Internet security non-profit Quad9, a non-profit Swiss DNS provider delivering a free service replacing a default ISP or enterprise DNS configuration, has filed an objection against an interim injunction obtained by Sony Music Germany from the Hamburg Regional Court. This injunction requires Quad9 to implement network blocks which might establish a precedent for other Internet companies caught up in copyright disputes in Germany and other EU countries.
Unlike many other DNS resolvers, Quad9’s free service is privacy-friendly and safeguards against phishing and malware assaults by not keeping personal data about browsing behavior. Quad9 is now required to execute DNS blocking for a domain name mentioned in the injunction that resolves to a website suspected of supplying links to copyrighted content as a result of the interim order imposed by the Hamburg Regional Court.
In its fight against Sony, Quad9 has the support of the German-based Gesellschaft für Freiheitsrechte e.V. (GFF) and the eco Association of the Internet Industry (eco.de). The GFF is a non-profit organization located in Berlin that was established in 2015. Its goal is to create a long-term structure for effective strategic litigation in the areas of human and civil rights in Germany and throughout Europe. The GFF’s current lawsuits are focused on preserving equal freedom for all, as well as protecting privacy, freedom of information, and the press.
“If non-profit IT security projects like Quad9 must bear the costs of combating copyright infringements, they can no longer offer their services in Germany in a way that covers their costs,” said GFF project coordinator Julia Reda. “As a result, everyone’s IT security suffers.”
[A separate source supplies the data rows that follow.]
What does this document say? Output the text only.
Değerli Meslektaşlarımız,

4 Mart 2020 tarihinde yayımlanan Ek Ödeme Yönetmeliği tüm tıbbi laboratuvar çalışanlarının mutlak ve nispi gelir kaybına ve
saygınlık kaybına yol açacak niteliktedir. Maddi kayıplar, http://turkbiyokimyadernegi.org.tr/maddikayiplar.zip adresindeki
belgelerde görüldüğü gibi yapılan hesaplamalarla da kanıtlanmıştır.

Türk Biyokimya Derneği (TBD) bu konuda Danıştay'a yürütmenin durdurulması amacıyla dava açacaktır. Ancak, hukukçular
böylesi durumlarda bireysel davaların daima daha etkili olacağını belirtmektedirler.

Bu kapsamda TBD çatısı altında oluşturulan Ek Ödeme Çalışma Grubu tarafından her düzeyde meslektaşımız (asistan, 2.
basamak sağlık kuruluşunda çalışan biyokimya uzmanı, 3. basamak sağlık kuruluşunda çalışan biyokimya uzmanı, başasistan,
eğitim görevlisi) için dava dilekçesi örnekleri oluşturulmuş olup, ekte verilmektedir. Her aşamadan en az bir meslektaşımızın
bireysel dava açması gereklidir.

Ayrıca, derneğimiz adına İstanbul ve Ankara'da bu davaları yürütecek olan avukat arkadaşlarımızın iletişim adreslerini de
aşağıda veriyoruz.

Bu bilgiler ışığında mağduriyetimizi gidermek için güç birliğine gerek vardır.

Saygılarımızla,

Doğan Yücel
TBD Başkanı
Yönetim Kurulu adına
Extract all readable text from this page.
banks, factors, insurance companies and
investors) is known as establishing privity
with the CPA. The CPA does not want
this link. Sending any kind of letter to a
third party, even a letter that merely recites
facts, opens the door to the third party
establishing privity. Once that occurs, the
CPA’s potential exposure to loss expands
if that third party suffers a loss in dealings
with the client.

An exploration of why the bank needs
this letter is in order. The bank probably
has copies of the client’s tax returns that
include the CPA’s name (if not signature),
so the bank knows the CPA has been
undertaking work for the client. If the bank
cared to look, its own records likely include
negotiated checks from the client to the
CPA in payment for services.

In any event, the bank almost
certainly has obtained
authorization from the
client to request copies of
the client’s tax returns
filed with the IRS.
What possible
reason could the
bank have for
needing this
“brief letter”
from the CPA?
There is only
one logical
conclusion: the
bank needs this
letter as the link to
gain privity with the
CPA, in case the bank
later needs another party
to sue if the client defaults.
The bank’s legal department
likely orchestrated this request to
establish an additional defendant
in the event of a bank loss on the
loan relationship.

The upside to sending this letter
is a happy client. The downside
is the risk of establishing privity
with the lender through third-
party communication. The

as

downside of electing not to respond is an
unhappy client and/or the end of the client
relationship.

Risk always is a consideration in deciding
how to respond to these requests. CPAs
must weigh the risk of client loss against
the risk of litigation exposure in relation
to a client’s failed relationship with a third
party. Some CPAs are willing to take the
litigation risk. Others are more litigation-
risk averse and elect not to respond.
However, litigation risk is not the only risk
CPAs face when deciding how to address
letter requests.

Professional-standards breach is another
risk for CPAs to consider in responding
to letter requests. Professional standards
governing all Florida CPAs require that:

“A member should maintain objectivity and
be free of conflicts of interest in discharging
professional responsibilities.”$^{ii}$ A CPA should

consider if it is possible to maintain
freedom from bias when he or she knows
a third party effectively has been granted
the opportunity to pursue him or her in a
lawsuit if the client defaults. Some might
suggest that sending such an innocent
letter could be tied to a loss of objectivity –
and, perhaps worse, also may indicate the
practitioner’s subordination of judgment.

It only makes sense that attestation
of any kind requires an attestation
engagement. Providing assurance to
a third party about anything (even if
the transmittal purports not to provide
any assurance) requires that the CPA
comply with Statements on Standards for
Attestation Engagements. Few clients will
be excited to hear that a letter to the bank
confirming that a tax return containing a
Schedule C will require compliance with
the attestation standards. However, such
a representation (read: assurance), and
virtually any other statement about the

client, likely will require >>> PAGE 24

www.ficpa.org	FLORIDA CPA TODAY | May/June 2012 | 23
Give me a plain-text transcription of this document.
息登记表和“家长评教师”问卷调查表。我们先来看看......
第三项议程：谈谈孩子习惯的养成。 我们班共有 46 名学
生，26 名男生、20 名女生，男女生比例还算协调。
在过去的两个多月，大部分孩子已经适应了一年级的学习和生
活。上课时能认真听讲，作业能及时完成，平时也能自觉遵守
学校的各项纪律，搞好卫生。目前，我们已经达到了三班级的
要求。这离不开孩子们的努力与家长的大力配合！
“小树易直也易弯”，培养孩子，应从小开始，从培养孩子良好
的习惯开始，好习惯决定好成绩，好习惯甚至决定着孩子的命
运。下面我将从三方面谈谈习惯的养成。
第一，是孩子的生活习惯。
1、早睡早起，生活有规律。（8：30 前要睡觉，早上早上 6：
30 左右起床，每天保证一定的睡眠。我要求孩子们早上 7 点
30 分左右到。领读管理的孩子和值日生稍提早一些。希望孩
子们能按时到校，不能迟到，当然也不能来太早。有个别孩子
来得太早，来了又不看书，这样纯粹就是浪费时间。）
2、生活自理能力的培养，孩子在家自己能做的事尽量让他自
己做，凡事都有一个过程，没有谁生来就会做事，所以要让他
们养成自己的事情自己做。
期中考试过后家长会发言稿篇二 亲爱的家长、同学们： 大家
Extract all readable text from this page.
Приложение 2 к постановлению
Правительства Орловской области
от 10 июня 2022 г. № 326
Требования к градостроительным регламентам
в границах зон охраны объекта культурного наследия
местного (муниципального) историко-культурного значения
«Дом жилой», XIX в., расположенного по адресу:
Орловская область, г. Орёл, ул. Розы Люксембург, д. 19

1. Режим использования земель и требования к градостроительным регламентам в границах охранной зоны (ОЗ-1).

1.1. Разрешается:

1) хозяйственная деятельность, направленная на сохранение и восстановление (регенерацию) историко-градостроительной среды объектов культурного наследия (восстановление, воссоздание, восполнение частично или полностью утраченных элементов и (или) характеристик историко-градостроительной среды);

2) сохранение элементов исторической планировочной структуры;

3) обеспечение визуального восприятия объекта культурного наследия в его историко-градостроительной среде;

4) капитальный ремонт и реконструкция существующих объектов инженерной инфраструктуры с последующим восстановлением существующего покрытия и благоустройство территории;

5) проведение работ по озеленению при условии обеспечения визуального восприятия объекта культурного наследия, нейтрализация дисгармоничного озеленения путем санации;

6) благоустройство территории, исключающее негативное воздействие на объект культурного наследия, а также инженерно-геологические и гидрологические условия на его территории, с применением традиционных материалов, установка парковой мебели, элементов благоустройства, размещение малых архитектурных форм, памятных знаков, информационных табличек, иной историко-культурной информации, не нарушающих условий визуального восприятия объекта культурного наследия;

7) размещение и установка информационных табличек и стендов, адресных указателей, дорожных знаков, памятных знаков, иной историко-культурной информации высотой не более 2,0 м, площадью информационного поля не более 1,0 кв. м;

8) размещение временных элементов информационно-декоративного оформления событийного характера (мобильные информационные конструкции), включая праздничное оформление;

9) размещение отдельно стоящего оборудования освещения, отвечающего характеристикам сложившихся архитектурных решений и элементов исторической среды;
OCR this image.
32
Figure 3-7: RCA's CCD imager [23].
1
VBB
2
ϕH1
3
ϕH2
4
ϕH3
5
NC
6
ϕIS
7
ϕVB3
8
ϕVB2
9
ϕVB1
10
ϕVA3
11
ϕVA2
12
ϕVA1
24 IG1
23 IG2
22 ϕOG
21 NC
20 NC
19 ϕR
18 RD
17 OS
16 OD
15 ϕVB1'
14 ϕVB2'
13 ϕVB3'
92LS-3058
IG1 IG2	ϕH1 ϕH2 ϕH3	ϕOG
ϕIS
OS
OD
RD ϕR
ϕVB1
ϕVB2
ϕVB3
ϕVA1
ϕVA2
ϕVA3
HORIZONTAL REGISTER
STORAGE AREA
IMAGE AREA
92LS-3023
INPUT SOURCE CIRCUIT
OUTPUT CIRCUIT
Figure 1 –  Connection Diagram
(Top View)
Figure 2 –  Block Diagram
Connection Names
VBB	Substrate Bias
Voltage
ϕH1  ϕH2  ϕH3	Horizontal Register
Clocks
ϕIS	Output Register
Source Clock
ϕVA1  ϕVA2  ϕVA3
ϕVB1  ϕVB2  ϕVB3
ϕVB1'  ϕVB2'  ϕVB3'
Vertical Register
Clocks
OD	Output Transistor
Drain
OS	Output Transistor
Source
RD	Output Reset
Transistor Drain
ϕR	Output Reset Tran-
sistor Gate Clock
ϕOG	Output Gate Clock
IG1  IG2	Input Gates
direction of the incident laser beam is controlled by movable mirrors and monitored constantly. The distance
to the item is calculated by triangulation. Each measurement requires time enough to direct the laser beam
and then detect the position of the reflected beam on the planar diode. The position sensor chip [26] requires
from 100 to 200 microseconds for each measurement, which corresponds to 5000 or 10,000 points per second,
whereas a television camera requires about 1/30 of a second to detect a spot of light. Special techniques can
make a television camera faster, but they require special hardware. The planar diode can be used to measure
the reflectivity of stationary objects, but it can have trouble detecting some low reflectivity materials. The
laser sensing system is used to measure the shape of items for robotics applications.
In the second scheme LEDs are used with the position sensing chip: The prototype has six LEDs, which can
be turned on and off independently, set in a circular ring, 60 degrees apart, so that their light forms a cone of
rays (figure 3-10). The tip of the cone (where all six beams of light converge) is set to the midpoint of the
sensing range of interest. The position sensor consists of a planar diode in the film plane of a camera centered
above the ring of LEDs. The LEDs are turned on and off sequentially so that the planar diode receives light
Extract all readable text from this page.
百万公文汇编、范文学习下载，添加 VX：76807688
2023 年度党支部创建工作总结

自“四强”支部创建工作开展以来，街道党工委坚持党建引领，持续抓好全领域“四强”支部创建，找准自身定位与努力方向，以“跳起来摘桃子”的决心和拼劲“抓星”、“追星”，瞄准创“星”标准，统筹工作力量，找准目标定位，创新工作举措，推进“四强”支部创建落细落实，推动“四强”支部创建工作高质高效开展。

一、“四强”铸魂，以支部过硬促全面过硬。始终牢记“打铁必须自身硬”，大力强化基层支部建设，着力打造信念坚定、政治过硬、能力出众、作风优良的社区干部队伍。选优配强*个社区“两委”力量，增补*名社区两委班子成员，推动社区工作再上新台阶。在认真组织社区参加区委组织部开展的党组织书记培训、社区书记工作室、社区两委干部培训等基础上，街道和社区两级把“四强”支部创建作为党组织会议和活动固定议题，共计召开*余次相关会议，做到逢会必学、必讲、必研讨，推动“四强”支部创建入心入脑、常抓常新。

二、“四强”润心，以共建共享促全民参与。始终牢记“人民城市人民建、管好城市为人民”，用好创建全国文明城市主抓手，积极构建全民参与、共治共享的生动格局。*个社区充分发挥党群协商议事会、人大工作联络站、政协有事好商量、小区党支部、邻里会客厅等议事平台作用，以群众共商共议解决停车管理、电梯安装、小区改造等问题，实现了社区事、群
Setting a Precedent for European Cybersecurity
“We view this case with Sony Music as a much bigger issue outside of Quad9’s mission to keep the Internet safe,” said John Todd, Managing Director of Quad9. “This eventual final outcome of this ruling will set a precedent for European cybersecurity and policy. This isn’t just about Quad9’s DNS recursive security capabilities; we believe it has a much broader application to a wide range of internet services, and service providers should understand the implications of either outcome of the case.”
“The German Bundestag abolished the German interferer liability for Internet access providers years ago to facilitate the operation of open WIFIs,” added Reda. “The view of the Hamburg Regional Court, according to which DNS providers such as Quad9 cannot invoke this exemption from liability, must not be allowed to prevail under any circumstances.”
“Since the announcement of the ruling in late June, Quad9 has received significant support from the Internet community, both in public statements as well as support in-kind from partners who are helping with our objection to the ruling,” added John Todd. “We are especially grateful to the Gesellschaft für Freiheitsrechte (GFF) for the excellent legal support and ongoing advice they’ve been able to provide to our legal team at Rickert Law.”